Franklin Delano Roosevelt
Franklin Delano Roosevelt was born in Hyde Park, N.Y., on Jan. 30, 1882. A Harvard graduate, he attended Columbia Law School and was admitted to the New York bar. In 1910, he was elected to the New York State Senate as a Democrat. Reelected in 1912, he was appointed assistant secretary of the navy by Woodrow Wilson the next year. In 1920, his radiant personality and his war service resulted in his nomination for vice president as James M. Cox's running mate. After his defeat, he returned to law practice in New York. In Aug. 1921, Roosevelt was stricken with infantile paralysis while on vacation at Campobello, New Brunswick. After a long and gallant fight, he recovered partial use of his legs. In 1924 and 1928, he led the fight at the Democratic national conventions for the nomination of Gov. Alfred E. Smith of New York, and in 1928 Roosevelt was himself induced to run for governor of New York. He was elected, and was reelected in 1930.

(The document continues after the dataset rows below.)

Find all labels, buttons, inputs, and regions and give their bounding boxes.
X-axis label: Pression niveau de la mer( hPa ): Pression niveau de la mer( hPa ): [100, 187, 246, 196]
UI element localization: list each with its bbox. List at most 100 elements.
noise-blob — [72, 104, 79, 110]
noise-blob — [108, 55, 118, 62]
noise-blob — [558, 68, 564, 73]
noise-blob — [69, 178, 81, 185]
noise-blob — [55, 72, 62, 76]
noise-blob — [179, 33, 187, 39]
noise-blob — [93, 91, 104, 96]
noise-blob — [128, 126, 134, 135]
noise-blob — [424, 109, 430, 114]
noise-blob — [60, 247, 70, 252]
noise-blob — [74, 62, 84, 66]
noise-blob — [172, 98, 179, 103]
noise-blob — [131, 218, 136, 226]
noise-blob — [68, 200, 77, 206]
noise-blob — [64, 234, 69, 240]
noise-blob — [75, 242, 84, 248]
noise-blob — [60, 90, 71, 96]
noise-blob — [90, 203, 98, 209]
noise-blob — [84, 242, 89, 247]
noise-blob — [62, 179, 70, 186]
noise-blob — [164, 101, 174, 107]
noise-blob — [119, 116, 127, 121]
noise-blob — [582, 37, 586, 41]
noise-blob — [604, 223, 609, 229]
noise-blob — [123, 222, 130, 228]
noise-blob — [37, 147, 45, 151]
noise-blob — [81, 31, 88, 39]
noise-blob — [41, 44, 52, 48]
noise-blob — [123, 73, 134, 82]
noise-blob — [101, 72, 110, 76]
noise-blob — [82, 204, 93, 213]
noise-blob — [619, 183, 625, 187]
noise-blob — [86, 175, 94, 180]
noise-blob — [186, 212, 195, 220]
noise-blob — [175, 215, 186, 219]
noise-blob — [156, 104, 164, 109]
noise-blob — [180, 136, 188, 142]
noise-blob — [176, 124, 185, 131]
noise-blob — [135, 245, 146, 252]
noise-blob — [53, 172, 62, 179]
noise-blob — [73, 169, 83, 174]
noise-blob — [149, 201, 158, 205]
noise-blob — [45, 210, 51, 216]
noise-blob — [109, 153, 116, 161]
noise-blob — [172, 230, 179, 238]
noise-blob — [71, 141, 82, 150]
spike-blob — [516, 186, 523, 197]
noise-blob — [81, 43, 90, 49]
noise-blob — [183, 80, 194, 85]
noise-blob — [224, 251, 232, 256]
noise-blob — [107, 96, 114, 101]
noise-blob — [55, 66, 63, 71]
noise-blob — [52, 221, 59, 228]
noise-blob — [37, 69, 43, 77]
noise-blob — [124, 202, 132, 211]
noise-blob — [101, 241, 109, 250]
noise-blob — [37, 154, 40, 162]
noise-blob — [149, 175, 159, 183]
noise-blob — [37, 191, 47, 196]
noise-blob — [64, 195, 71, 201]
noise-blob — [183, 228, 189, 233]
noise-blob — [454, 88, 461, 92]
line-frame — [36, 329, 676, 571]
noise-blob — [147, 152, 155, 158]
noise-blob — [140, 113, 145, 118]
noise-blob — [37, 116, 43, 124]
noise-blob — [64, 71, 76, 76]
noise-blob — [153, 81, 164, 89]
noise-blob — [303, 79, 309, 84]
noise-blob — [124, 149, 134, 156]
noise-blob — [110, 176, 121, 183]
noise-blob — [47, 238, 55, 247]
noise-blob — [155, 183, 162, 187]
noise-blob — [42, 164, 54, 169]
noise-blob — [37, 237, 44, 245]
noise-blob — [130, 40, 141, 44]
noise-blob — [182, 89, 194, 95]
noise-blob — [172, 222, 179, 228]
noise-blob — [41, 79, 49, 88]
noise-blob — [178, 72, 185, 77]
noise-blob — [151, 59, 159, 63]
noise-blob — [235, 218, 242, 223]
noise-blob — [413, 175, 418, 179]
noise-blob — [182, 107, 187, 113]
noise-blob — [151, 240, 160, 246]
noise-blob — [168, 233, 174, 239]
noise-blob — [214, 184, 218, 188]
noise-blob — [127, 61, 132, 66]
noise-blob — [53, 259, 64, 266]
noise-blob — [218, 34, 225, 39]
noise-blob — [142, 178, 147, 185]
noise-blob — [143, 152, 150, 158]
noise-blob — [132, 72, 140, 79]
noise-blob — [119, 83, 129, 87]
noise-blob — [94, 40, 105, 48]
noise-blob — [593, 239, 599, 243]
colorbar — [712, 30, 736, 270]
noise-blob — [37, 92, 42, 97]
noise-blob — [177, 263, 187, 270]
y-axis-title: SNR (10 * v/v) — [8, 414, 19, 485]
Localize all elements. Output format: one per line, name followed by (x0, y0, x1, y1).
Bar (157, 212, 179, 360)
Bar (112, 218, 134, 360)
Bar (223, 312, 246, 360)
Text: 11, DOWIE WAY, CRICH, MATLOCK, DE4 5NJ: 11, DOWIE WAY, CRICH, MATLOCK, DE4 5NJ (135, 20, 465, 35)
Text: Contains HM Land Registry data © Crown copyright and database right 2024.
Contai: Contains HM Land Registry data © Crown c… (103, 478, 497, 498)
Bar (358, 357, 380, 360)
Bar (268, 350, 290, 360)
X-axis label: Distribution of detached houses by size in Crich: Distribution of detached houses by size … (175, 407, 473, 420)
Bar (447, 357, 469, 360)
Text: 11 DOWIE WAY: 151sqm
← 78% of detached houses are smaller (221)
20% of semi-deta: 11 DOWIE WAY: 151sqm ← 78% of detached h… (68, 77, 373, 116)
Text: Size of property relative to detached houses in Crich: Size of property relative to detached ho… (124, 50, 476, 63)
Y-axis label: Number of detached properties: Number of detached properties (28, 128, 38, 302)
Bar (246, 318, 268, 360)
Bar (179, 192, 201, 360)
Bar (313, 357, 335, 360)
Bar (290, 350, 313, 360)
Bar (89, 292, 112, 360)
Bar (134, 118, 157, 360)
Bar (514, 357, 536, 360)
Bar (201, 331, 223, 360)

In 1932, Roosevelt received the Democratic nomination for president and immediately launched a campaign that brought new spirit to a weary and discouraged nation. He defeated Hoover by a wide margin. His first term was characterized by an unfolding of the New Deal program, with greater benefits for labor, the farmers, and the unemployed, and the progressive estrangement of most of the business community.
At an early stage, Roosevelt became aware of the menace to world peace posed by totalitarian fascism, and from 1937 on he tried to focus public attention on the trend of events in Europe and Asia. As a result, he was widely denounced as a warmonger. He was reelected in 1936 over Gov. Alfred M. Landon of Kansas by the overwhelming electoral margin of 523 to 8, and the gathering international crisis prompted him to run for an unprecedented third term in 1940. He defeated Wendell L. Willkie.
Roosevelt's program to bring maximum aid to Britain and, after June 1941, to Russia was opposed, until the Japanese attack on Pearl Harbor restored national unity. During the war, Roosevelt shelved the New Deal in the interests of conciliating the business community, both in order to get full production during the war and to prepare the way for a united acceptance of the peace settlements after the war. A series of conferences with Winston Churchill and Joseph Stalin laid down the bases for the postwar world. In 1944 he was elected to a fourth term, running against Gov. Thomas E. Dewey of New York.
On April 12, 1945, Roosevelt died of a cerebral hemorrhage at Warm Springs, Ga., shortly after his return from the Yalta Conference. His wife, (Anna) Eleanor Roosevelt, whom he married in 1905, was a woman of great ability who made significant contributions to her husband's policies.